Average Accuracy:  0.8810526315789474
Average Sensitivity:  0.8825574769857225
Average Specificity:  0.8798134931004691
Average AUC:  0.7970864533696391


### Evaluate RFECV Based Feature Selection

In [9]:
from sklearn.feature_selection import RFECV
from sklearn.ensemble import RandomForestClassifier as RFC
estimatorModel = RFC()

# Next we evaluate the utility of MinMaxScaler based Feature Scaling.
from sklearn.preprocessing import StandardScaler

accList = list()
sensList = list()
specList = list()
aucList = list()

for i in range(50):
  if i % 10 == 0:
    print('Experiment on Train-Test split number '+str(i+1)+' started..')

  xTrain, xTest, yTrain, yTest = train_test_split(allData, allLabels, test_size=0.2, stratify=allLabels)

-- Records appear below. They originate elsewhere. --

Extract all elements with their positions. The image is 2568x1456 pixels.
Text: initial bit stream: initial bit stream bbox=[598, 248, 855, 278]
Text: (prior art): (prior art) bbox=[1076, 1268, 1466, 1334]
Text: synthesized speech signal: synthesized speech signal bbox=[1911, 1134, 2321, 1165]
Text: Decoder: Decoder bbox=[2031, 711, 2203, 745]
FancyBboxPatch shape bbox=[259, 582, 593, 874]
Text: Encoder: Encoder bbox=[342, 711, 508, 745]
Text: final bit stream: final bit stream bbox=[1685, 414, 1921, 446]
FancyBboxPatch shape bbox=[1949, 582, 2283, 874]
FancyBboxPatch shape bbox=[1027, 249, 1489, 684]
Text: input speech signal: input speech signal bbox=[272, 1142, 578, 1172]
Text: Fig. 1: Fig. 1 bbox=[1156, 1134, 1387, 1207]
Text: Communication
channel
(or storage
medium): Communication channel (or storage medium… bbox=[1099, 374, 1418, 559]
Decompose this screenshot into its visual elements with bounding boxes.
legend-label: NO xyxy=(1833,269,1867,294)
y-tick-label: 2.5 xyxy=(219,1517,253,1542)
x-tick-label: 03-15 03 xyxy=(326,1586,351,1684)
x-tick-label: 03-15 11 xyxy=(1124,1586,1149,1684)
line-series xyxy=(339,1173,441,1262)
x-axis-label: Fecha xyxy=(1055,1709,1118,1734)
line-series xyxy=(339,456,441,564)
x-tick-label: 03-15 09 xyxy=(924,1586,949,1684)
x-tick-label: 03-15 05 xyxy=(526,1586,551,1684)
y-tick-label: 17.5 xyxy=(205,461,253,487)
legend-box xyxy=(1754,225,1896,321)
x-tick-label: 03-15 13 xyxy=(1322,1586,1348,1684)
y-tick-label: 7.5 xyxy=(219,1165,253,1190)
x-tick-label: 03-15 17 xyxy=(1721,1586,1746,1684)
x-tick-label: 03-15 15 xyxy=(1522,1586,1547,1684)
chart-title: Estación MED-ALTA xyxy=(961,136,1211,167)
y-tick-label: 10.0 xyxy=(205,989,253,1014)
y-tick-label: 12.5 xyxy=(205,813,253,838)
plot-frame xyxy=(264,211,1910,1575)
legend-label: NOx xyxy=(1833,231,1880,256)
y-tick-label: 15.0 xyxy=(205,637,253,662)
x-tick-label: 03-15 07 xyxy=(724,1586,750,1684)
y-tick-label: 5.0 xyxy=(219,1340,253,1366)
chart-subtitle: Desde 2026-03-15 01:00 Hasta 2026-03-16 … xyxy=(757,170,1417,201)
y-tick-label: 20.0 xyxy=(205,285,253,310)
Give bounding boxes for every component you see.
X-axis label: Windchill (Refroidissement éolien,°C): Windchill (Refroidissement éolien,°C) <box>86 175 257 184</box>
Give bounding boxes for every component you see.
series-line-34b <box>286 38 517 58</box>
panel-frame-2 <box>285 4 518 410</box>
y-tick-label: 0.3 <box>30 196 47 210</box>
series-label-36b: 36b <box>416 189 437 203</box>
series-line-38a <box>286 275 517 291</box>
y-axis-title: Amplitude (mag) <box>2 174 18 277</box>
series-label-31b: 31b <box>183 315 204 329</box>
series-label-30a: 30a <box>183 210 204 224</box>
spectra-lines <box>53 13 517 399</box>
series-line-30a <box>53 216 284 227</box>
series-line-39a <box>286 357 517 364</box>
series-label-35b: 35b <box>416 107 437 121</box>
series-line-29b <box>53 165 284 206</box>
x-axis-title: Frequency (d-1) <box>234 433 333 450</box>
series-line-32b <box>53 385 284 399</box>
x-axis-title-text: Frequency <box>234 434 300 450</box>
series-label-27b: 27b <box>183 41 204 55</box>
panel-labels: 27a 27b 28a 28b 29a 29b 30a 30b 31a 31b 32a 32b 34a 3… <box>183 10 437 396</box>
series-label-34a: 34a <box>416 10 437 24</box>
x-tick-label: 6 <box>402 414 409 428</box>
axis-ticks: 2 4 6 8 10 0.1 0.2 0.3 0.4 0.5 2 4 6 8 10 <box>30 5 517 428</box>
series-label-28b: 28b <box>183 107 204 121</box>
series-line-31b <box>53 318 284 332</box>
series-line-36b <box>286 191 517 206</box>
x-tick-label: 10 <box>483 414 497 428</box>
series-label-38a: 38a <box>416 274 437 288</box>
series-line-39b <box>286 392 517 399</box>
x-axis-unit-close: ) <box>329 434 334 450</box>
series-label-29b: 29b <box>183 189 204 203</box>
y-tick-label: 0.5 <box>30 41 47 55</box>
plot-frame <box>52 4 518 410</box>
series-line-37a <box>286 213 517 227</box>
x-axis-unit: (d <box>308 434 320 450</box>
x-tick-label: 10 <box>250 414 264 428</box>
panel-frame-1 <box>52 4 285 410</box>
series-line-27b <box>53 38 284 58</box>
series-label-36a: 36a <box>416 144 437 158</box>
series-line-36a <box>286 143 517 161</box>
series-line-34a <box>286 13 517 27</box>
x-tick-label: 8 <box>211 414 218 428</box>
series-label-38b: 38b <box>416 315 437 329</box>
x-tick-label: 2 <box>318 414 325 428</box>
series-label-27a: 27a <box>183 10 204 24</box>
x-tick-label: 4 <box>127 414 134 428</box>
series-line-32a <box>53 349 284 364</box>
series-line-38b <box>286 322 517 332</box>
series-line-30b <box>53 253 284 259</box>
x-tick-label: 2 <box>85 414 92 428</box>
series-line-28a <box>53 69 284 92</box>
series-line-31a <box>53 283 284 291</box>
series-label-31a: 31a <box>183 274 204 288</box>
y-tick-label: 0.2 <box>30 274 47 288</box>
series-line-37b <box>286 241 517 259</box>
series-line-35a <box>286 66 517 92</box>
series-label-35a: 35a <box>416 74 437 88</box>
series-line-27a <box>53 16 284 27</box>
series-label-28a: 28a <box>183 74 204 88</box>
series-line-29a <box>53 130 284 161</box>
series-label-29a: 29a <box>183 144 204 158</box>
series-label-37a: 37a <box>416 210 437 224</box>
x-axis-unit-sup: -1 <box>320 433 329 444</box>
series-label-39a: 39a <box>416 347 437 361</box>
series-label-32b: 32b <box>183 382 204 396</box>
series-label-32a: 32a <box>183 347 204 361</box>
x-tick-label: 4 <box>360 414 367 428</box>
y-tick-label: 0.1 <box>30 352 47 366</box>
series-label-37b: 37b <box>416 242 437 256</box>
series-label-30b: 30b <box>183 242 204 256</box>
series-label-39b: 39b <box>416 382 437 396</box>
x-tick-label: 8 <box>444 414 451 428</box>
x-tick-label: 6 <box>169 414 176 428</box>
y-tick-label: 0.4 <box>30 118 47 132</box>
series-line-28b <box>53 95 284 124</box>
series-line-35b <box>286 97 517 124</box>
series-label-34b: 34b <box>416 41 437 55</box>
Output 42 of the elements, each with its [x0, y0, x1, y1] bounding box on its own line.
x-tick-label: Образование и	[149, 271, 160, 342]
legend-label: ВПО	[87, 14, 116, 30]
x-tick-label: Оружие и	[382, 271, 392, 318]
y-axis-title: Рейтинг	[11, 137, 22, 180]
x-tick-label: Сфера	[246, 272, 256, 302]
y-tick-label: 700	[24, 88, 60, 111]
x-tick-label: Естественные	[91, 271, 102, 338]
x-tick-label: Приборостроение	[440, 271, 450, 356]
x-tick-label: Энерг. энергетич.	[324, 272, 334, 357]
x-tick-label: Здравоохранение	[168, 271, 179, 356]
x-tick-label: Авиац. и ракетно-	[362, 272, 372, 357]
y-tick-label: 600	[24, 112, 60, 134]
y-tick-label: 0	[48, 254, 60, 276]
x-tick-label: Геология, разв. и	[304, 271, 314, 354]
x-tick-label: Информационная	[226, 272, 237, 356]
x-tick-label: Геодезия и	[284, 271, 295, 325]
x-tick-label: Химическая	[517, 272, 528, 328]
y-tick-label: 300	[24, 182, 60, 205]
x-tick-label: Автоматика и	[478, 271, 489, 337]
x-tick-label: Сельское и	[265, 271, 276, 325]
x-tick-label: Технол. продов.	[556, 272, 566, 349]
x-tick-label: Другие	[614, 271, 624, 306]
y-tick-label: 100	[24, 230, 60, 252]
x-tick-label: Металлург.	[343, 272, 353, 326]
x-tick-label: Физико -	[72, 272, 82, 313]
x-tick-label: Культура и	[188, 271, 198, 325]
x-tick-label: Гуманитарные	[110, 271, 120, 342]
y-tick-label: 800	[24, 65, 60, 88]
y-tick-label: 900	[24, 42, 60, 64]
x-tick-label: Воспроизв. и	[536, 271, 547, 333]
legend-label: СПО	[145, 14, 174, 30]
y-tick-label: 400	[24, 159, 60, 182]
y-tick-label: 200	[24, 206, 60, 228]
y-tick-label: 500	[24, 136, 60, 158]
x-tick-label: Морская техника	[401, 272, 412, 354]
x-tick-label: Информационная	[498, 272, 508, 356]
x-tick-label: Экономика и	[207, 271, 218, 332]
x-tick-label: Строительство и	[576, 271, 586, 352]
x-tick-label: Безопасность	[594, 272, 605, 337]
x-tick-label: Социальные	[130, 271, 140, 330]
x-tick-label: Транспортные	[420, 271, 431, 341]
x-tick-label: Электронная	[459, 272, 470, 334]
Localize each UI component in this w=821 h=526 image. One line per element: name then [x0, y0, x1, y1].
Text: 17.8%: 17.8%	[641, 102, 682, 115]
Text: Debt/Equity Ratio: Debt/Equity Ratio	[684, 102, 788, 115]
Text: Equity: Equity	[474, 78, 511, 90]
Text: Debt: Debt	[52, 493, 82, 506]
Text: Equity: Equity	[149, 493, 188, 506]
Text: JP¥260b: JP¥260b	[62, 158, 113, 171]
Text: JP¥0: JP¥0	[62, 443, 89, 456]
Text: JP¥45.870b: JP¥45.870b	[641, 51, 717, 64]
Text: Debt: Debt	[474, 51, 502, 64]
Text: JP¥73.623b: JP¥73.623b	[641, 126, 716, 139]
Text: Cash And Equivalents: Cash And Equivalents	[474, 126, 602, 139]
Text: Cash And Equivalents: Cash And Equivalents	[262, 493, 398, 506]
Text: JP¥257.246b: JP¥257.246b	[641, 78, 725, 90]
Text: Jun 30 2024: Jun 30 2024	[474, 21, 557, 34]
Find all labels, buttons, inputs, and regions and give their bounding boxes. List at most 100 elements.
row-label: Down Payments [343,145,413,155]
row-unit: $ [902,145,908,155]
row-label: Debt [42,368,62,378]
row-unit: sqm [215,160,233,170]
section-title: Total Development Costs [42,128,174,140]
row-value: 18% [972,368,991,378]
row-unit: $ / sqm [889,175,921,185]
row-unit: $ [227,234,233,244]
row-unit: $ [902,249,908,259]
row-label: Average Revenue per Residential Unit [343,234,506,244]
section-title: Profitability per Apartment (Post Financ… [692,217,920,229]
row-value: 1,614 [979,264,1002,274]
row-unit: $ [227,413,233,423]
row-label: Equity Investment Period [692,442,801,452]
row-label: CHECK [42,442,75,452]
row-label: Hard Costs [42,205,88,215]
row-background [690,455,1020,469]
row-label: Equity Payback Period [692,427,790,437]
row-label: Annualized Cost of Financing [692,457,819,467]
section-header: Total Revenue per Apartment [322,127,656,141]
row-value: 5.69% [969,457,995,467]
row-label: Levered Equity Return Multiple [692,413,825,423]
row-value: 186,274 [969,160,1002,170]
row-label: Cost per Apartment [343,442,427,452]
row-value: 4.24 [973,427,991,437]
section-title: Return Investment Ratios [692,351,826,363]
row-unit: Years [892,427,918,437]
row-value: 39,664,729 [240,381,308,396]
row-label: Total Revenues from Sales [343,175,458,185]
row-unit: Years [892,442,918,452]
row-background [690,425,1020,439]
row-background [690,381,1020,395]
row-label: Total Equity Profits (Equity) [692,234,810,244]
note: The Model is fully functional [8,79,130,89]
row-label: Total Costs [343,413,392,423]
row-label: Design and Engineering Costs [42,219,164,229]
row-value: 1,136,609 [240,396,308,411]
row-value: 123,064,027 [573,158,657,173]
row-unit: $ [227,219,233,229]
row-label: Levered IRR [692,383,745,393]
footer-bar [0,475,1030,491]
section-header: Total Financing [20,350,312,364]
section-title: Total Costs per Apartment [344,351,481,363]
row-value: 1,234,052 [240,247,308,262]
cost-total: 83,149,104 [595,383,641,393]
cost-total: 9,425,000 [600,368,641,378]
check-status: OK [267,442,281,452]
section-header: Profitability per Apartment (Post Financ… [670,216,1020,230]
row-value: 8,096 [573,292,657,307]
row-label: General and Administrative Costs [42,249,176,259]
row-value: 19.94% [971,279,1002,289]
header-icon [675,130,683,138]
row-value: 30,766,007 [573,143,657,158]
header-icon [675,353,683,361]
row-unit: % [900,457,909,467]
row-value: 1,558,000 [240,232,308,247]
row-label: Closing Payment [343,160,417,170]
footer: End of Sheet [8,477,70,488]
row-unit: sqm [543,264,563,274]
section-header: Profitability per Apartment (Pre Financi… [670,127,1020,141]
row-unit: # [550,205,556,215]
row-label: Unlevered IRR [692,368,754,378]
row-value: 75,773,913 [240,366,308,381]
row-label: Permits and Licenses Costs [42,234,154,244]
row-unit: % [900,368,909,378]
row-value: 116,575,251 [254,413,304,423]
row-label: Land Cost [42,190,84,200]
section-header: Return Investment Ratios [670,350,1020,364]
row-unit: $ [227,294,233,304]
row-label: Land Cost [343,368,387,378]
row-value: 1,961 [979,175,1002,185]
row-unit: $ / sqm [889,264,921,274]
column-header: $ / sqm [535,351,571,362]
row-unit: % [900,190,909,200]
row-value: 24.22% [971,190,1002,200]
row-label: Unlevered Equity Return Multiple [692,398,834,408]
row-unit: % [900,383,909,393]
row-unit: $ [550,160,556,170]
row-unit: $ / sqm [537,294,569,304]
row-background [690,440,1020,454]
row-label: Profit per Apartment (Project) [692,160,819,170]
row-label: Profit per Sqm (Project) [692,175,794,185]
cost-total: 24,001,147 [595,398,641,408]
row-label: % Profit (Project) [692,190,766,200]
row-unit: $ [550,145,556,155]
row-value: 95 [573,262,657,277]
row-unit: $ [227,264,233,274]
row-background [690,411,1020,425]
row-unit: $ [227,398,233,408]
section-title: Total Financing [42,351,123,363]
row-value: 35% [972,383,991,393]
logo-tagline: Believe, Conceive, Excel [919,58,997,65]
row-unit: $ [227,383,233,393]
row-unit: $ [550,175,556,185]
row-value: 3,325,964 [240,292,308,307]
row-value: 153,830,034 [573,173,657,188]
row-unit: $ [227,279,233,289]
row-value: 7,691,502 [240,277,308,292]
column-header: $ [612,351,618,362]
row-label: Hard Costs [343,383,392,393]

  # Feature Selection by RFECV
  selector = RFECV(estimatorModel, step=20, cv=3)
  selector = selector.fit(xTrain, yTrain)
  xTrain = selector.transform(xTrain)
  xTest = selector.transform(xTest)

  clf = GBC()
  clf.fit(xTrain,yTrain)

  binPreds = clf.predict(xTest)

  TN, FP, FN, TP = cm(binPreds, yTest).ravel()

  sens = TP / (TP + FN)
  spec = TN / (TN + FP)
  acc = (TP + TN) / (TP + FP + TN + FN)


  accList.append(acc)
  sensList.append(sens)
  specList.append(spec)

  fpr, tpr, thresholds = metrics.roc_curve(yTest, binPreds, pos_label=1)
  aucList.append(metrics.auc(fpr, tpr))

print('GBC classification results: \n')
print('Average Accuracy: ',np.mean(accList))
print('Average Sensitivity: ',np.mean(sensList))
print('Average Specificity: ',np.mean(specList))
print('Average AUC: ',np.mean(aucList))

Experiment on Train-Test split number 1 started..
Experiment on Train-Test split number 11 started..
Experiment on Train-Test split number 21 started..
Experiment on Train-Test split number 31 started..
Experiment on Train-Test split number 41 started..
GBC classification results: 

Average Accuracy:  0.8828947368421054
Average Sensitivity:  0.8881704989373824
Average Specificity:  0.8650476031007328
Average AUC:  0.8053778080326753


### Overall findings

GBC Baseline Results

1. Average Accuracy:  0.8855263157894736
2. Average Sensitivity:  0.8858855026650322
3. Average Specificity:  0.8874589753822438
4. Average AUC:  0.8036215112321307

GBC-MinMaxScaler Results

1. Average Accuracy:  0.8817105263157895
2. Average Sensitivity:  0.8833005396240781
3. Average Specificity:  0.8788876466923539
4. Average AUC:  0.7983685046516906

GBC-StandardScaler Results

1. Average Accuracy:  0.8810526315789474
2. Average Sensitivity:  0.8825574769857225
3. Average Specificity:  0.8798134931004691
4. Average AUC:  0.7970864533696391

GBC-RFECV Results

1. Average Accuracy:  0.8828947368421054
2. Average Sensitivity:  0.8881704989373824
3. Average Specificity:  0.8650476031007328
4. Average AUC:  0.8053778080326753

From these experimental results it is clear that feature scaling is definitely not helping.

Feature selection does improve the Avg. AUC and Sensitivity very slightly, however it decreases the Avg. Accuracy and Specificity in a similar way.

So far none of these approaches seems to be effective at improving the overall classification performances.